Monday, 20 January 2014

Using big data to understand how the world works

My intentions for this blog are three fold:
  1. to explain "how the world works" by extracting information from the wealth of publicly available data using data mining techniques;
  2. to present my applied mathematics research in means digestible by the wider community; and
  3. to give my mum something to direct people towards when they ask her what her son does!
As tempting as it is for me to include mathematical formulations, I have instead attempted to explain the key concepts without such details, and provide links to my more technical documentation.

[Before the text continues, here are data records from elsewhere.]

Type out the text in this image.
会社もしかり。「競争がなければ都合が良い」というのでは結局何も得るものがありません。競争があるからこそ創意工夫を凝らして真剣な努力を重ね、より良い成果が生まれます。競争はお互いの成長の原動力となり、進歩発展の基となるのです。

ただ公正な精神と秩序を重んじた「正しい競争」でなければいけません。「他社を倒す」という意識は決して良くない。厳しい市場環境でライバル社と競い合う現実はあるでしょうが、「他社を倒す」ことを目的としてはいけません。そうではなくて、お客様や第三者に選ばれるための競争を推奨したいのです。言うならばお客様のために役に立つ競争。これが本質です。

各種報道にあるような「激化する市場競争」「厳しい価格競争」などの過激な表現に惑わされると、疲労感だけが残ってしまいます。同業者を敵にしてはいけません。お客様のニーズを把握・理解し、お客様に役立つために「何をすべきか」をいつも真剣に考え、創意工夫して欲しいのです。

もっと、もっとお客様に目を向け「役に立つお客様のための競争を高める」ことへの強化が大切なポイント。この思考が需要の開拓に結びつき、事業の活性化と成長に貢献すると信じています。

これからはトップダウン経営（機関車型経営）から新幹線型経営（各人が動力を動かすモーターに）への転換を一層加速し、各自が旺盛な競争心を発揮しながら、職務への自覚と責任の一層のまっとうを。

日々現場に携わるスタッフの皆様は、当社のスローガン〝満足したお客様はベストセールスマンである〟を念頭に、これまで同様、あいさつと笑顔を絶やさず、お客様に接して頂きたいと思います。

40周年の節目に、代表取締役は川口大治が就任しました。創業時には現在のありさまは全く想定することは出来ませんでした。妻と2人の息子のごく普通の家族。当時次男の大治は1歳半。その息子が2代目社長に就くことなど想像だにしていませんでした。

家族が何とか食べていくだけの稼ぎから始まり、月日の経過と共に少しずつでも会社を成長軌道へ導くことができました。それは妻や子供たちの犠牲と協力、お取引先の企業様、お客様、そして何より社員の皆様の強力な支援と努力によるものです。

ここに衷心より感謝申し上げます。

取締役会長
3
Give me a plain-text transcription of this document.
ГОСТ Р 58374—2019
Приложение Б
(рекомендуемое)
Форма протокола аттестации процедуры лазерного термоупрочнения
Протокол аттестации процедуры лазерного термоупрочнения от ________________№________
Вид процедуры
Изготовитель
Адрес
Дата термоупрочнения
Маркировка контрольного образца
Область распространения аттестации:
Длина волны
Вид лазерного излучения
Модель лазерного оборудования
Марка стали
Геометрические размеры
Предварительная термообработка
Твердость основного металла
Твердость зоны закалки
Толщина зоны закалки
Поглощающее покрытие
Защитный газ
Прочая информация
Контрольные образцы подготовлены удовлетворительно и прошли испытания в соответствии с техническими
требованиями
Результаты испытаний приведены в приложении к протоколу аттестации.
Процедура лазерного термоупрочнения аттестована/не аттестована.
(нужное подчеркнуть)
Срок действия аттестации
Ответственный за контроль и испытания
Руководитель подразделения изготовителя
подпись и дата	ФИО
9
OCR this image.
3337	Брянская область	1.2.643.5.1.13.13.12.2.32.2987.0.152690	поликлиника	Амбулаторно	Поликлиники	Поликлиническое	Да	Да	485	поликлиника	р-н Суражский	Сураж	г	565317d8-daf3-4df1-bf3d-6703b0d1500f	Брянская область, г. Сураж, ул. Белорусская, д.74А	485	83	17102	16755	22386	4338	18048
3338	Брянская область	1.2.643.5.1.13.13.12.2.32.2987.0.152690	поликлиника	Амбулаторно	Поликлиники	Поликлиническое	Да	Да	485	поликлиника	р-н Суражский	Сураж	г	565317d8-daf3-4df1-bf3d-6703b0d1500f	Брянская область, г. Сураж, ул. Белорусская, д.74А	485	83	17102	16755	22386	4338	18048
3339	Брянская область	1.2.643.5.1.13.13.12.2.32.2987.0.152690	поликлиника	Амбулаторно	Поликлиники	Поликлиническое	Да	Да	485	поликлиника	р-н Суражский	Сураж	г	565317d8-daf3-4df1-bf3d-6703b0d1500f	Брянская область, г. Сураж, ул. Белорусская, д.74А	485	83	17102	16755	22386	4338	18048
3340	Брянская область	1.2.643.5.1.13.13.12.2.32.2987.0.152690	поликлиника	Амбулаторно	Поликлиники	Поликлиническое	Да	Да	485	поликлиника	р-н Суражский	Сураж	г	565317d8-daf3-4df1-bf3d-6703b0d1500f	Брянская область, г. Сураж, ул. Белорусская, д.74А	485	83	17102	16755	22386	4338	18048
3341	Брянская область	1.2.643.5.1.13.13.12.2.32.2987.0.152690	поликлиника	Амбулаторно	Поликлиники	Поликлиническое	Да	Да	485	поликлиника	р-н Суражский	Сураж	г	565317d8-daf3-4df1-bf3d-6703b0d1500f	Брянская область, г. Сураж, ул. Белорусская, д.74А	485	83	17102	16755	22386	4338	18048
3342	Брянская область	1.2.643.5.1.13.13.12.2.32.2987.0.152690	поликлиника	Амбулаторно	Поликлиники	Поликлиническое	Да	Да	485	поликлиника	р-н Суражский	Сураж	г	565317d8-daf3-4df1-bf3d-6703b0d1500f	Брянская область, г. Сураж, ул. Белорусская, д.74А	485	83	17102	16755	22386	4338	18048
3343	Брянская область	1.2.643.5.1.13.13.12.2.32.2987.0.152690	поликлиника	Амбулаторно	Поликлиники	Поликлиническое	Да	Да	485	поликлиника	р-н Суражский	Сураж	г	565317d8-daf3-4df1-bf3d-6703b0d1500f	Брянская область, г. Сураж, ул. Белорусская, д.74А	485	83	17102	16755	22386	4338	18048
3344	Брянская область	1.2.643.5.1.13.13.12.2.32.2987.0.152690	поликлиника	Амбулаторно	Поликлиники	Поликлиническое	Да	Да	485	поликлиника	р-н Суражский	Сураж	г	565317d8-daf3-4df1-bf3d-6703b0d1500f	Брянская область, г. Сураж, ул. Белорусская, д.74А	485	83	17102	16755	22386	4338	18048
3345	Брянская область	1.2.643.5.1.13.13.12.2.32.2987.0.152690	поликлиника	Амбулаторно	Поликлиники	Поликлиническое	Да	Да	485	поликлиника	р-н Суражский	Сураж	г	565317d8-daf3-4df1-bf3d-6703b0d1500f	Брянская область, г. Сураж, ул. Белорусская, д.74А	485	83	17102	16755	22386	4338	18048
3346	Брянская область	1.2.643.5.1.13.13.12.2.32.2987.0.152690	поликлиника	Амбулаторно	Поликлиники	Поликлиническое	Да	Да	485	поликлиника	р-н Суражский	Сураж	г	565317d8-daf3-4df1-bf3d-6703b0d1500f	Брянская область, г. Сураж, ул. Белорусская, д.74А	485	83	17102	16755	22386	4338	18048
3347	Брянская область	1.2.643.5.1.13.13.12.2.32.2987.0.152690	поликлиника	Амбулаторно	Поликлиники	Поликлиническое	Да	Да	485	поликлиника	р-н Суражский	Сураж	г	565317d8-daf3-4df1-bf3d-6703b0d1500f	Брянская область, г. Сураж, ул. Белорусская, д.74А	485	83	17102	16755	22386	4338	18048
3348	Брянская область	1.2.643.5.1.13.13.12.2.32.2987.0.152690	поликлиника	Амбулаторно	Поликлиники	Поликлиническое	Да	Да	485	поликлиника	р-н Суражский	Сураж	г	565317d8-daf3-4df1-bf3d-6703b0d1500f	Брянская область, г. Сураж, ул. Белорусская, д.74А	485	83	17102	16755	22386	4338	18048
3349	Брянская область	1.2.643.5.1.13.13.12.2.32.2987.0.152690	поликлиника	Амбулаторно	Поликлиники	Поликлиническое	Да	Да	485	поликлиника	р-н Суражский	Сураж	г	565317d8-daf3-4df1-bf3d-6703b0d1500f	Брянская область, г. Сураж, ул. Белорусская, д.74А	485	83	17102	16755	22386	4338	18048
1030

Qualitatively I see the world evolving as a result of a series of complex interactions between the Earth, biological, and socio-economic systems. However, if you ask the question "how does the world work" to a 100 different people, you're likely to get a 100 different responses. Depending on your training and background you are likely to focus on different interactions present in the world in which we live. For example:
  • astrophysicists focus on the physical interactions between planets;
  • particle physicists focus on the physical interactions between sub-atomic particles;
  • climate scientists focus on the physical interactions between the atmosphere and ocean;
  • anthropologists focus on the social interactions between people;
  • economists focus on the socio-economic interactions between governments, commercial enterprises, non-government organisations, and consumers; and
  • politicians focus on the political interactions required to implement the policy instruments necessary to modify the behaviour of the institutions and constituents under their jurisdiction.
There is one key difference between physical systems and biological / socio-economic systems. The difference is that physical systems are governed by fundamental equations of motion, which we can simulated on high performance computers for analysing past events, and for making predictions of the future; for example numerical weather prediction. Socio-economic and biological systems are not governed by fundamental evolution equations, so we rely on developing models from existing data to understand them.

The following posts will focus on the application of data mining and scientific visualisation techniques to various physical, biological, socio-economic data sets to explain "how the world works". 

Finally in case you're wondering the background image was taken at the Pinnacles, in the Nambung National Park in Western Australia.